Selon des sources locales de la société civile, le Tribunal de paix de Mambasa n’a plus organisé d’audiences en matière pénale depuis environ deux ans et six mois, en raison d’un manque criant de magistrats. Actuellement, un seul juge serait en fonction dans cette juridiction, et celui-ci ne traiterait que les affaires civiles et coutumières.
Cette paralysie judiciaire a des conséquences lourdes pour les détenus de la prison centrale de Mambasa. Plusieurs hommes et femmes, pourtant présumés innocents, seraient incarcérés depuis des années sans avoir comparu devant un juge.
Une situation qui constitue, selon les organisations citoyennes, une violation manifeste des droits fondamentaux, notamment le droit à un procès équitable et à être jugé dans un délai raisonnable.
Des conditions de détention alarmantes
Au-delà du blocage judiciaire, les conditions de détention à la prison centrale de Mambasa sont également pointées du doigt.

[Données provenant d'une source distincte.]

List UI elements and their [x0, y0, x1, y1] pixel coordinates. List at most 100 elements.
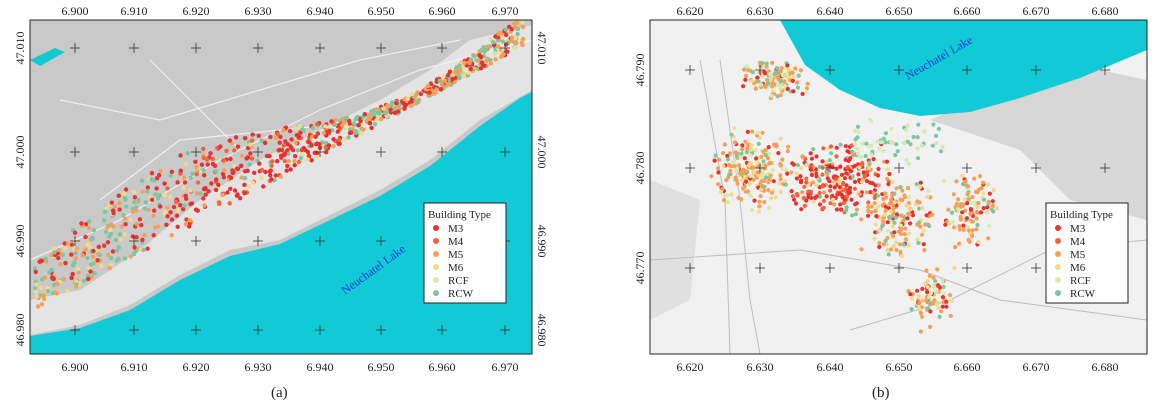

Des témoignages évoquent une surpopulation carcérale et des conditions de vie particulièrement difficiles pour les détenus.
Ces derniers seraient exposés à diverses maladies, à la malnutrition et à un manque d’accès aux soins de santé, dans un environnement jugé préoccupant par les acteurs de la société civile.
Face à cette situation, la société civile locale lance un appel pressant au Conseil supérieur de la magistrature afin qu’il prenne des mesures urgentes pour rétablir le fonctionnement normal de la justice dans cette partie de la République démocratique du Congo.
Parmi les mesures réclamées figurent notamment l’affectation immédiate de nouveaux juges au tribunal de paix de Mambasa ; la reprise régulière des audiences en matière pénale ; l’amélioration des conditions de détention à la prison centrale.
Pour les organisations citoyennes, seule une intervention rapide des autorités judiciaires permettra de mettre fin à cette situation jugée intolérable et de garantir aux détenus le respect de leurs droits fondamentaux.